As shown in FIG. 3, each capacitance when the insulator 1 to be measured is inserted between the signal electrodes 51 having a cross-sectional area A is C1=A×ε0 (vacuum permittivity)/H2, C2=
A×ε0×ε1 (permittivity of insulator 1 to be measured)/t, C3
=C1=A×ε0/H1.

Cab=1/(1/C1+1/C2+1/C3)=A×
It becomes ε0/L-t(1-1/ε1).

By substituting the capacitance value of Cab measured by the capacitance meter 4, the measurement electrode interval L, the measurement electrode cross-sectional area A, and the thickness t of the insulator 1 to be measured into each of the above capacitance calculation formulas, Capacitance C1 of insulator 1 and dielectric constant ε1
is being calculated.

Note that the capacitance of Cab is determined by the distance between both surfaces of the insulator to be measured 1 and each measurement electrode 51, as shown in the calculation formula.
Since it is not affected by H1 and H2, it is possible to accurately calculate the dielectric constant ε1.

[Effect of idea]

As explained above, according to the present invention, air is radiated to both sides of a sheet-shaped insulator through coaxial electrodes, and the dielectric properties of the insulator are measured with the insulator floating between both electrodes. This eliminates the occurrence of scratches on the insulator due to contact of the measurement terminal with the insulator in the conventional measurement method.
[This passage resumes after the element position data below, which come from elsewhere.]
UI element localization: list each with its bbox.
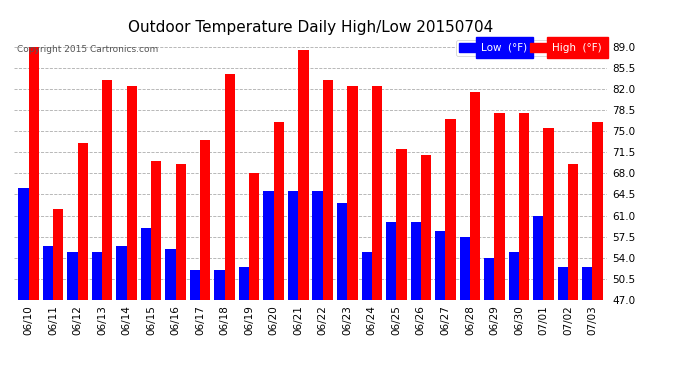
Bar xyxy=(396,149,406,300)
Bar xyxy=(445,119,455,300)
Bar xyxy=(519,113,529,300)
Bar xyxy=(372,86,382,300)
Bar xyxy=(470,92,480,300)
Bar xyxy=(200,140,210,300)
Bar xyxy=(362,252,372,300)
Bar xyxy=(298,50,308,300)
Bar xyxy=(92,252,102,300)
Bar xyxy=(386,222,396,300)
Bar xyxy=(568,164,578,300)
Bar xyxy=(53,210,63,300)
Bar xyxy=(77,143,88,300)
Bar xyxy=(225,74,235,300)
Legend: Low  (°F), High  (°F): Low (°F), High (°F) xyxy=(456,40,605,56)
Bar xyxy=(102,80,112,300)
Bar xyxy=(593,122,603,300)
Bar xyxy=(18,188,28,300)
Bar xyxy=(249,173,259,300)
Bar xyxy=(176,164,186,300)
Bar xyxy=(582,267,593,300)
Bar xyxy=(337,204,347,300)
Bar xyxy=(166,249,176,300)
Text: Copyright 2015 Cartronics.com: Copyright 2015 Cartronics.com xyxy=(17,45,158,54)
Bar xyxy=(544,128,554,300)
Bar xyxy=(421,155,431,300)
Bar xyxy=(141,228,151,300)
Bar xyxy=(347,86,357,300)
Bar xyxy=(215,270,225,300)
Bar xyxy=(509,252,519,300)
Bar xyxy=(495,113,504,300)
Title: Outdoor Temperature Daily High/Low 20150704: Outdoor Temperature Daily High/Low 20150… xyxy=(128,20,493,35)
Bar xyxy=(28,46,39,300)
Bar xyxy=(117,246,126,300)
Bar xyxy=(239,267,249,300)
Bar xyxy=(533,216,544,300)
Bar xyxy=(323,80,333,300)
Bar xyxy=(190,270,200,300)
Bar xyxy=(460,237,470,300)
Bar xyxy=(484,258,495,300)
Bar xyxy=(264,191,274,300)
Bar xyxy=(151,161,161,300)
Bar xyxy=(313,191,323,300)
Bar xyxy=(274,122,284,300)
Bar xyxy=(558,267,568,300)
Bar xyxy=(411,222,421,300)
Bar xyxy=(126,86,137,300)
Bar xyxy=(435,231,445,300)
Bar xyxy=(288,191,298,300)
Bar xyxy=(67,252,77,300)
Bar xyxy=(43,246,53,300)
[Brief explanation of drawings]

FIG. 1 is a schematic diagram of a dielectric property measuring device according to an embodiment of the present invention, FIG. 2 is a schematic diagram of the main parts of the dielectric property measuring device, FIG. 3 is a principle diagram for explaining capacitance measurement, and FIG. FIG. 4 is a schematic diagram showing a conventional measurement of dielectric properties of a sheet-like insulator. In the figure, 1 is an insulator to be measured, 2 is a dial gauge, 3 is an electrode, 4 is a capacitance meter, 5 is a measurement terminal,
51 is a signal electrode, 52 is a ground side electrode, 6 is a blower mechanism, 61 is a blower, 62 is a blower pipe, 71,
72 indicates an air micrometer.

Claims (1)

[Scope of utility model registration request] a pair of coaxial electrodes facing each other with a predetermined interval across a sheet-like insulating material, and an air radiation mechanism that radiates air to the insulating material from between each of the coaxial electrodes to cause the insulating material to float and stand still. and distance measuring means for measuring the distance between each of the electrodes and the surface of the insulator based on the back pressure of the radiated air, and capacitance measuring means for measuring the capacitance between the two opposing electrodes. A device for measuring dielectric properties of a sheet-like insulating material.